Now create a relative frequency table for sex that reports percentages and not proportions (still including the column totals at the bottom).

# Add code here that reports percentages instead of proportions

Exercise 3(d)

In the previous tables, what is the difference between percent and valid_percent? Why are there two different sets of percentages being computed?

Please write up your answer here.

3.5 Graphing one categorical variable

When asked, “What type of graph should I use when graphing a single categorical variable?” the simple answer is “None.” If you do need to summarize a categorical variable, a frequency table usually suffices.

If you really, really want a graph, the standard type is a bar chart. But before we can create one, we need to start learning about the very important tool we will use throughout the course for graphing. It’s called ggplot and it’s part of a package called ggplot2.⁶

We don’t have to load the ggplot2 package explicitly because it got loaded alongside a number of other packages when we called library(tidyverse) early on in the chapter.

3.5.1 ggplot

The ggplot command is an all-purpose graphing utility. It uses a graphing philosophy derived from a book called The Grammar of Graphics by Leland Wilkinson. The basic idea is that each variable you want to plot should correspond to some element or “aesthetic” component of the graph. The obvious places for data to go are along the y-axis or x-axis, but other aesthetics are important too; graphs often use color, shape, or size to illustrate different aspects of data. Once these aesthetics have been defined, we will add “layers” to the graph. These are objects like dots, boxes, lines, or bars that dictate the type of graph we want to see.

In an introductory course, we won’t get too fancy with these graphs. But be aware that there’s a whole field of data visualization that studies clear and interesting ways to understand data graphically.

It will be easier to explain the ggplot syntax in the context of specific graph types, so let’s create a bar chart for species.
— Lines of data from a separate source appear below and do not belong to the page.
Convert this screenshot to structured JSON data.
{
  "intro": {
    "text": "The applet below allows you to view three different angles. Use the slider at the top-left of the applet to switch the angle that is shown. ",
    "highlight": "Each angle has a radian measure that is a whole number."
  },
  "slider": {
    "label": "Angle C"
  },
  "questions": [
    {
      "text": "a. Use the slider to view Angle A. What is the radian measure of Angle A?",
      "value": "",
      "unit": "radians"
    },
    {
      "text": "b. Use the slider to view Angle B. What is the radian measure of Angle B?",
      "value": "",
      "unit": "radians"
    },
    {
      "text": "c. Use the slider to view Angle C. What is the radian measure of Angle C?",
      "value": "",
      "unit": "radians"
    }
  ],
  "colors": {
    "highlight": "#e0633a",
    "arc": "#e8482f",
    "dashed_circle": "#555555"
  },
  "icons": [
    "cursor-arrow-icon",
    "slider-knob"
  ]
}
ggplot(penguins, aes(x = species)) +
    geom_bar()

We’ll walk through this syntax step by step.

The first argument of the ggplot command is the name of the tibble, in this case, penguins.
Next we define the aesthetics using aes and parentheses. Inside the parentheses, we assign any variables we want to plot to aesthetics of the graph. For this analysis, we are only interested in the variable species and for a bar chart, the categorical variable typically goes on the x-axis. That’s why it says x = species inside the aes argument.
Finally, ggplot needs to know what kind of graph we want. Graph types are called “geoms” in the ggplot world, and geom_bar() tells ggplot to add a “bar chart layer”. Adding a layer is accomplished by literally typing a plus sign.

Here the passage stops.